Sales and Delivery Projections

Aston Martin now anticipates a decline in sales in the mid to high single-digit percentage range. The company's third-quarter deliveries are expected to drop by 13.00% to 1,641 vehicles, with particular weakness observed in the US and Asian markets.

Financial Outlook

The revised outlook paints a challenging picture for Aston Martin's financial performance:

Metric Projection
Cash Flow No longer expects positive cash flow in H2
Adjusted EBIT Anticipated to fall below market forecasts for 2025

US Tariff Impact

A significant factor in the revised outlook is the new US tariff quota system.
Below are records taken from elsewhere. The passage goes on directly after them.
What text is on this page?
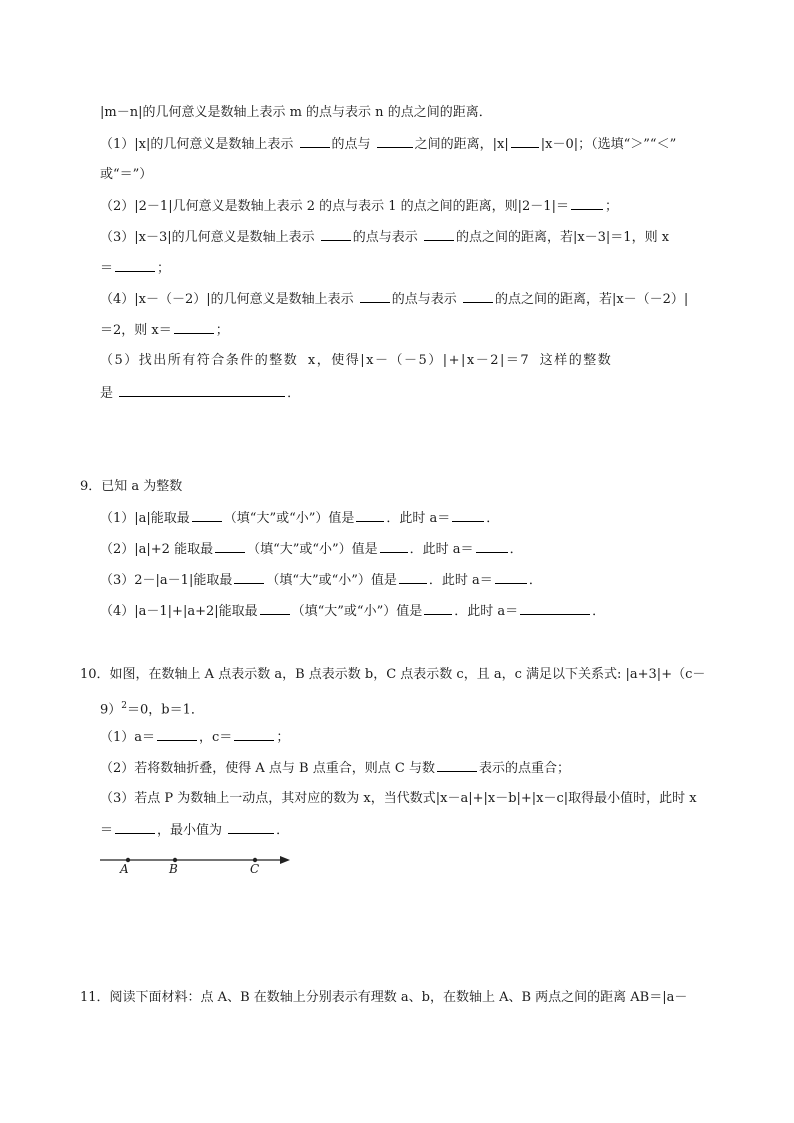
|m－n|的几何意义是数轴上表示 m 的点与表示 n 的点之间的距离．
（1）|x|的几何意义是数轴上表示	的点与	之间的距离，|x| |x－0|；（选填“＞”“＜”
或“＝”）
（2）|2－1|几何意义是数轴上表示 2 的点与表示 1 的点之间的距离，则|2－1|＝	；
（3）|x－3|的几何意义是数轴上表示	的点与表示	的点之间的距离，若|x－3|＝1，则 x
＝	；
（4）|x－（－2）|的几何意义是数轴上表示	的点与表示	的点之间的距离，若|x－（－2）|
＝2，则 x＝	；
（5）找出所有符合条件的整数 x，使得|x－（－5）|+|x－2|＝7 这样的整数
是	．
9．已知 a 为整数
（1）|a|能取最	（填“大”或“小”）值是 ．此时 a＝	．
（2）|a|+2 能取最	（填“大”或“小”）值是 ．此时 a＝	．
（3）2－|a－1|能取最	（填“大”或“小”）值是 ．此时 a＝	．
（4）|a－1|+|a+2|能取最	（填“大”或“小”）值是 ．此时 a＝	．
10．如图，在数轴上 A 点表示数 a，B 点表示数 b，C 点表示数 c，且 a，c 满足以下关系式: |a+3|+（c－
9）$^2$＝0，b＝1．
（1）a＝	，c＝	；
（2）若将数轴折叠，使得 A 点与 B 点重合，则点 C 与数	表示的点重合；
（3）若点 P 为数轴上一动点，其对应的数为 x，当代数式|x－a|+|x－b|+|x－c|取得最小值时，此时 x
＝	，最小值为	．
A	B	C
11．阅读下面材料：点 A、B 在数轴上分别表示有理数 a、b，在数轴上 A、B 两点之间的距离 AB＝|a－
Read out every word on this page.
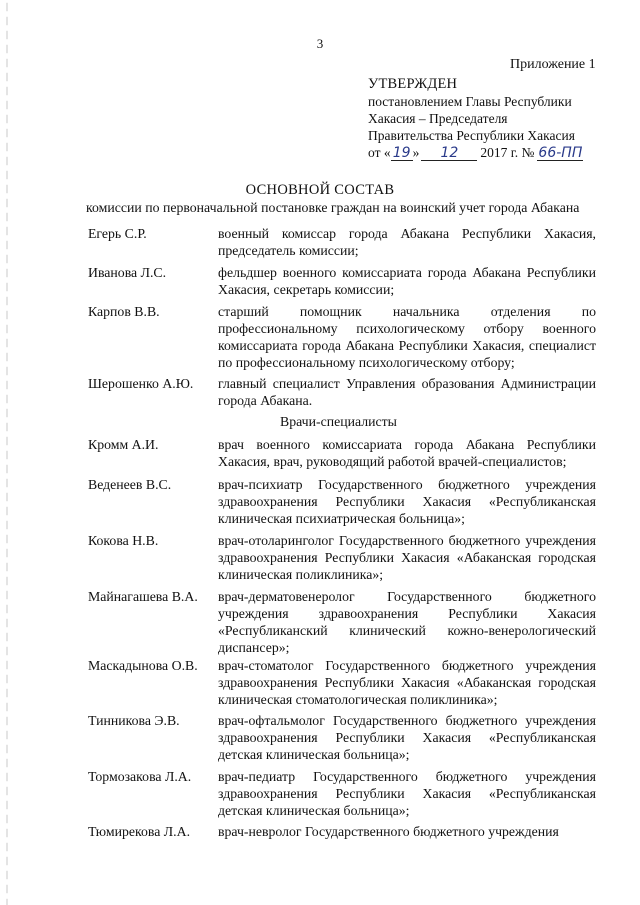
3
Приложение 1
УТВЕРЖДЕН
постановлением Главы Республики
Хакасия – Председателя
Правительства Республики Хакасия
от « 19 » 12 2017 г. № 66-ПП
ОСНОВНОЙ СОСТАВ
комиссии по первоначальной постановке граждан на воинский учет города Абакана
Егерь С.Р.	военный комиссар города Абакана Республики Хакасия, председатель комиссии;
Иванова Л.С.	фельдшер военного комиссариата города Абакана Республики Хакасия, секретарь комиссии;
Карпов В.В.	старший помощник начальника отделения по профессиональному психологическому отбору военного комиссариата города Абакана Республики Хакасия, специалист по профессиональному психологическому отбору;
Шерошенко А.Ю.	главный специалист Управления образования Администрации города Абакана.
Врачи-специалисты
Кромм А.И.	врач военного комиссариата города Абакана Республики Хакасия, врач, руководящий работой врачей-специалистов;
Веденеев В.С.	врач-психиатр Государственного бюджетного учреждения здравоохранения Республики Хакасия «Республиканская клиническая психиатрическая больница»;
Кокова Н.В.	врач-отоларинголог Государственного бюджетного учреждения здравоохранения Республики Хакасия «Абаканская городская клиническая поликлиника»;
Майнагашева В.А.	врач-дерматовенеролог Государственного бюджетного учреждения здравоохранения Республики Хакасия «Республиканский клинический кожно-венерологический диспансер»;
Маскадынова О.В.	врач-стоматолог Государственного бюджетного учреждения здравоохранения Республики Хакасия «Абаканская городская клиническая стоматологическая поликлиника»;
Тинникова Э.В.	врач-офтальмолог Государственного бюджетного учреждения здравоохранения Республики Хакасия «Республиканская детская клиническая больница»;
Тормозакова Л.А.	врач-педиатр Государственного бюджетного учреждения здравоохранения Республики Хакасия «Республиканская детская клиническая больница»;
Тюмирекова Л.А.	врач-невролог Государственного бюджетного учреждения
This system:

  • Reduces duties to 10.00% on up to 100,000 UK-made cars
  • Maintains 25.00% tariffs on additional exports

This trade measure poses a considerable challenge for Aston Martin in one of its largest markets, potentially impacting sales and profitability.

Broader Industry Context

Aston Martin's struggles are not isolated, as the luxury auto sector faces a broader slowdown:

  • Mercedes-Benz and Porsche are experiencing softer demand in China and the US
  • Economic uncertainties are affecting consumer spending on luxury goods

Company Response

CEO Adrian Hallmark's turnaround efforts, which focus on cost-cutting and efficiency gains, now face additional hurdles due to these external factors. The effectiveness of these strategies in the face of market headwinds remains to be seen.

Market Reaction

Investors have responded negatively to the company's challenges:

  • Aston Martin's shares have declined by 27.00% over the past year
  • This drop reflects ongoing concerns about the company's financial health and market position

As Aston Martin navigates these turbulent waters, the luxury auto market will be watching closely to see if the iconic brand can overcome these obstacles and return to a path of growth and profitability.